Wednesday 1 June 2022

Five Poems by David Alec Knight


The Dark Eyes

The light that pierces
poses riddles and facts past.

Within us and without us
we trip too high and we
fall hard low, we drowning
flail cry then crawl rise
through the screeching creeks
and the screaming crackle.

Will we wonder
hot and reddening
why we are here, when
we should have died
sleepily quiet before we
found ourselves hangfired?

Posterity will miss where
we go and where from, lost
in aimless deserted tread.


When we come
to the thin blood
point of sifting ashes
will we dive down dead
and submerge as we once
were prior to our birth?

Will we rip out of the ground
crying with angry shocked joy?

When we leave nothing made
in life we are little else in death
but a marker of bones disheveled.
We will find only that ever felt,
unseen lurid coldness within
as one reality recedes away.

Feel Her move from Her throne
of nothingness, Her face
revealed, She has raven
black roses for eyes.

The Light Of Dying

If we lived
at the speed of light
and we shone
a light ahead of us
we would never catch up
to the light we shone:
we cannot outrace ourselves
on the continuum
we find ourselves.

We can shine, share
and can believe
in parallel worlds
where for every world
on which we die too soon,
is one awaits alternately
where we live far longer.

We can shine, share
and hope until the last
in every ray
-- the shine
in a broad toothy smile,
in bright sparkle eyes
-- the shine
in metaphor
of memories
once made.

Being With

I am with
the bird
and their broken wings,
fallen to apathetic pavement.
I am with
the oak
fallen in the lightning storm,
a wound of electric scorch.
I am with
the drowned
in the turbulence of the sea,
waves dark and light indifferent.
I am with
the strong winged
eagle, surveyor of cloud,
seeking his mate.
I am with
the blade of grass
grown through city cracks,
uncut and tall.
I am with
the water
ever seeking level,
wherever water flows.

 "Oh No... There Goes Tokyo!"

As soon as I came in the house
that afternoon, I ran up the stairs
and into the kitchen for the radio.

When I was outside playing, one
of the other kids said the radio
was playing 'the Godzilla song' hourly.

The radio hadn't been something
that interested me up to that point:
it sounded like mumbling static fritz.

But this was music that WE could relate to:
someone had written an anthem for us kids man,
we monster kids and fans of the king -- Godzilla.

And when finally the song came on...
I just couldn't turn the volume loud enough,
as I laughed: this was my kind of rock n' roll!

Let the babysitters and the teenagers
have their "(Don't Fear) The Reaper", for we
were quite happy with OUR song, "Godzilla".

Mom seemed pleased something new interested me,
until she said, "Turn it down!

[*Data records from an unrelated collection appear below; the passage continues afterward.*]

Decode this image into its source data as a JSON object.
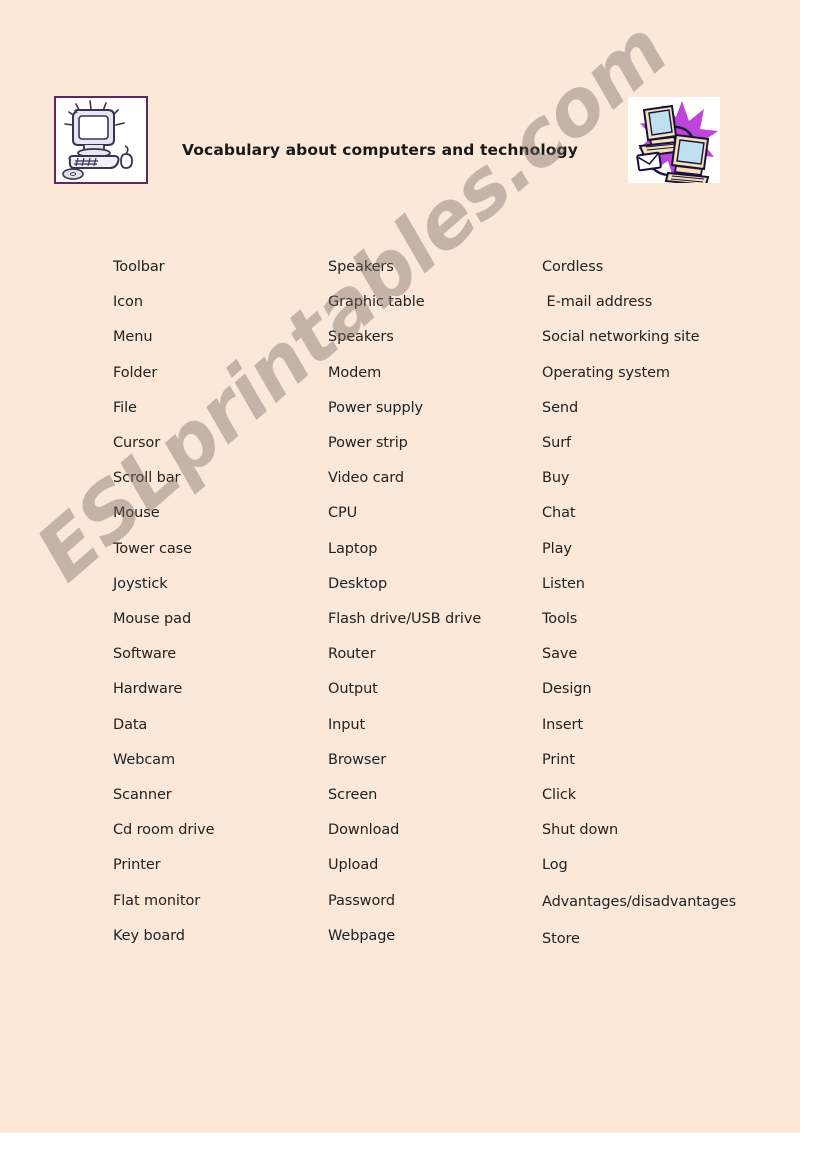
{
  "page": {
    "background_color": "#fbe8d9",
    "outer_background_color": "#ffffff",
    "title": "Vocabulary about computers and technology"
  },
  "header": {
    "title": "Vocabulary about computers and technology",
    "left_image_alt": "desktop-computer-clipart",
    "right_image_alt": "two-networked-computers-clipart",
    "left_image_border_color": "#5b2a5e",
    "right_image_accent_color": "#b43ccf"
  },
  "watermark": {
    "text": "ESLprintables.com",
    "color": "#786860"
  },
  "columns": [
    {
      "name": "column-1",
      "items": [
        "Toolbar",
        "Icon",
        "Menu",
        "Folder",
        "File",
        "Cursor",
        "Scroll bar",
        "Mouse",
        "Tower case",
        "Joystick",
        "Mouse pad",
        "Software",
        "Hardware",
        "Data",
        "Webcam",
        "Scanner",
        "Cd room drive",
        "Printer",
        "Flat monitor",
        "Key board"
      ]
    },
    {
      "name": "column-2",
      "items": [
        "Speakers",
        "Graphic table",
        "Speakers",
        "Modem",
        "Power supply",
        "Power strip",
        "Video card",
        "CPU",
        "Laptop",
        "Desktop",
        "Flash drive/USB drive",
        "Router",
        "Output",
        "Input",
        "Browser",
        "Screen",
        "Download",
        "Upload",
        "Password",
        "Webpage"
      ]
    },
    {
      "name": "column-3",
      "items": [
        "Cordless",
        " E-mail address",
        "Social networking site",
        "Operating system",
        "Send",
        "Surf",
        "Buy",
        "Chat",
        "Play",
        "Listen",
        "Tools",
        "Save",
        "Design",
        "Insert",
        "Print",
        "Click",
        "Shut down",
        "Log",
        "Advantages/disadvantages",
        "Store"
      ]
    }
  ]
}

The guitars are loud!"
... I have to turn it up, so I can hear the words!

Left In The Backseat Of A Locked Car

As pages turn,
the villains scheme
and the hero saves the day --
unless it's ... 
"To be continued in 30 days!"

Any disappointment
in an unfinished story,
is not as annoying
as the man at the window.
He leans against the car acting
as if he belongs there leaning.
This is the first time a smile means
something other than what smiles do.

I keep the doors locked
no matter how much the old guy
plies, as he talks and as he knocks,
buried attention in stacks of comic books.
There isn't anything wrong, he says,
he's really quite a normal guy, and
aren't you bored, aren't you lonely,
aren't you wondering why you were...
Left in the backseat of a locked car?
What is it you're reading, what is it
you're thinking, anywhere you wanna go?

... Go away you old man, you're really wierd
old man, why don't you leave me alone?

The persistence in reading
and tuning him out leads to him
walking away, shaking his head.
Soon I get bored, soon I feel safe.
I unlock the door and walk downtown.
I spy an SF book store and go in.
I have just enough to buy some 100 Page
Tarzan's with cool Joe Kubert covers
and issues of The Comic Reader.

The freedom from parents
and from a strange adult who
bahaved too familiar rise up
on my way back to be...
Left in the backseat of a locked car.

David Alec Knight grew up in Chatham, Ontario, Canada. David has had many poems printed in American and Canadian journals and anthologies. Recent poems have appeared in print and/or on-line in Verse Afire, The Rye Whiskey Review, Cajun Mutt Press, The Lothlorien Poetry Journal, By The Wishing Tree, and Poets For Ukraine Volume 1. In 2021, David was recipient of The Ted Plantos Memorial Award for Poetry. His first book of poetry, The Heart Is A Hollow Organ, soon followed. David works in healthcare.